Не успел Зор даже моргнуть, как трава вспыхнула – не робко, а сразу, с сухим, яростным треском, ослепительным столбиком огня! Зор отшатнулся так резко, что едва не рухнул навзничь. Он инстинктивно пригнулся, вскинув руку, чтобы заслонить лицо, как от удара хищника, опаленный неожиданным жаром.
На миг древний, животный ужас, охвативший всех остальных, ледяной волной прошел и по нему. Но ужас был смятен двумя более могущественными силами. Первой было отчаяние: перед его глазами стояло синеющее лицо Малыша. Второй – странное, пьянящее чувство. Это чудо родилось из его дыхания, из его усилий. Он был не просто свидетелем. Он был его причиной. И этот хрупкий, рожденный им огонь был их единственным спасением.
Именно поэтому, когда все племя отпрянуло в страхе, Зор, преодолев секундное оцепенение, сделал шаг вперед. Он видел, как первая вспыхнувшая трава быстро прогорает, как пламя начинает слабеть, угрожая погаснуть. Нет! Он не мог этого допустить! Движимый отчаянным желанием не потерять это чудо, он лихорадочно схватил горсть сухих веточек и неуклюже подбросил их в огонь. Веточки с сухим треском занялись, и пламя, словно получив пищу, благодарно откликнулось, разгораясь чуть ярче.
Это странное, осмысленное взаимодействие между Зором и огнем заворожило племя. Страх еще сковывал их, но он начал уступать место почти гипнотическому интересу. Зор, чувствуя новую, спасительную силу, повернулся к Лие. Он указал сначала на костер, потом на Малыша, которого она безжизненно прижимала к груди. Его лицо, освещенное пляшущими отблесками, выражало отчаянную мольбу.
Лиа застыла, разрываемая надвое. Древний инстинкт кричал: "Беги! Огонь – это смерть!" Но материнское горе шептало: "А что, если это последний шанс?" После мучительных колебаний она медленно, очень осторожно, подошла к огню с Малышом на руках. Вся группа замерла, затаив дыхание. Лиа держала его так, чтобы не обжечь, но чтобы он почувствовал это новое, живое тепло. В этот момент для них всех огонь перестал быть просто стихией. Он стал надеждой.
Глава 24: Первая Ночь у Огня
Маленький костерок, рожденный из случайной искры и отчаянной надежды, продолжал жить. Малыш, которого Лиа все так же бережно держала на руках, находился теперь в непосредственной близости от этого живого тепла.

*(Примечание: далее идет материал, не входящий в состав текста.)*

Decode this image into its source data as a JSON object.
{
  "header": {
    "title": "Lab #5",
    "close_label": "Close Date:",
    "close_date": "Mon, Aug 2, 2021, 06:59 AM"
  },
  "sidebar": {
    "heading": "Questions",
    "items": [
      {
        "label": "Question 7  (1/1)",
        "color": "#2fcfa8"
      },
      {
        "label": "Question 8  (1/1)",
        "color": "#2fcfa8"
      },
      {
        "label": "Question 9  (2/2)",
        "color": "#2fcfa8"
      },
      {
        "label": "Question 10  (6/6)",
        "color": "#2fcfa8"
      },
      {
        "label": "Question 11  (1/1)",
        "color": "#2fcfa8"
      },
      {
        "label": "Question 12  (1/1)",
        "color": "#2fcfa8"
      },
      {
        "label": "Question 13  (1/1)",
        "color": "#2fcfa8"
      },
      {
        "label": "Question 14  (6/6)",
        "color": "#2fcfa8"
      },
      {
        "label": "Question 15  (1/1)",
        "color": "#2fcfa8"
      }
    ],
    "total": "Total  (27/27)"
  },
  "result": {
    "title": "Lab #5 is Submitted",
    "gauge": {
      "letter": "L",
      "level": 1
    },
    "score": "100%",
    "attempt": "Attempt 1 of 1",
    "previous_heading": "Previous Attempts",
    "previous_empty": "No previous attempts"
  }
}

Зор, тяжело дыша от волнения и усталости, инстинктивно продолжал свое сосредоточенное действо. Он подбирал с земли мелкие сухие веточки, обломки коры, и осторожно, почти благоговейно, подкладывал их в самое сердце пламени.
Огонь жил своей жизнью. То он разгорался ярче, жадно пожирая подброшенное топливо, то вдруг начинал ослабевать, и красные язычки пламени съеживались, угрожая совсем исчезнуть. Зор с замиранием сердца следил за этими переменами. Он быстро, на собственном опыте этих первых минут, начал понимать, что слишком много веток сразу душат пламя, приваливая его своей массой, а если подбрасывать слишком мало, оно быстро гаснет, не успев передать свою силу следующей порции "пищи". Это были его первые, неосознанные, но такие важные уроки в обращении огнем, и каждый удачный момент, когда пламя отзывалось на его действия, наполнял его смесью восторга и почти панического страха потерять это хрупкое равновесие.
По мере того как короткий предрассветный сумрак сменялся полноценным, хоть и пасмурным, днем, а затем снова начал уступать место надвигающимся вечерним теням, пламя костра становилось все более заметным, все более притягательным источником света и тепла. Члены группы, преодолевая остатки первобытного ужаса, который еще недавно гнал их прочь от огня, начали медленно, очень осторожно, приближаться.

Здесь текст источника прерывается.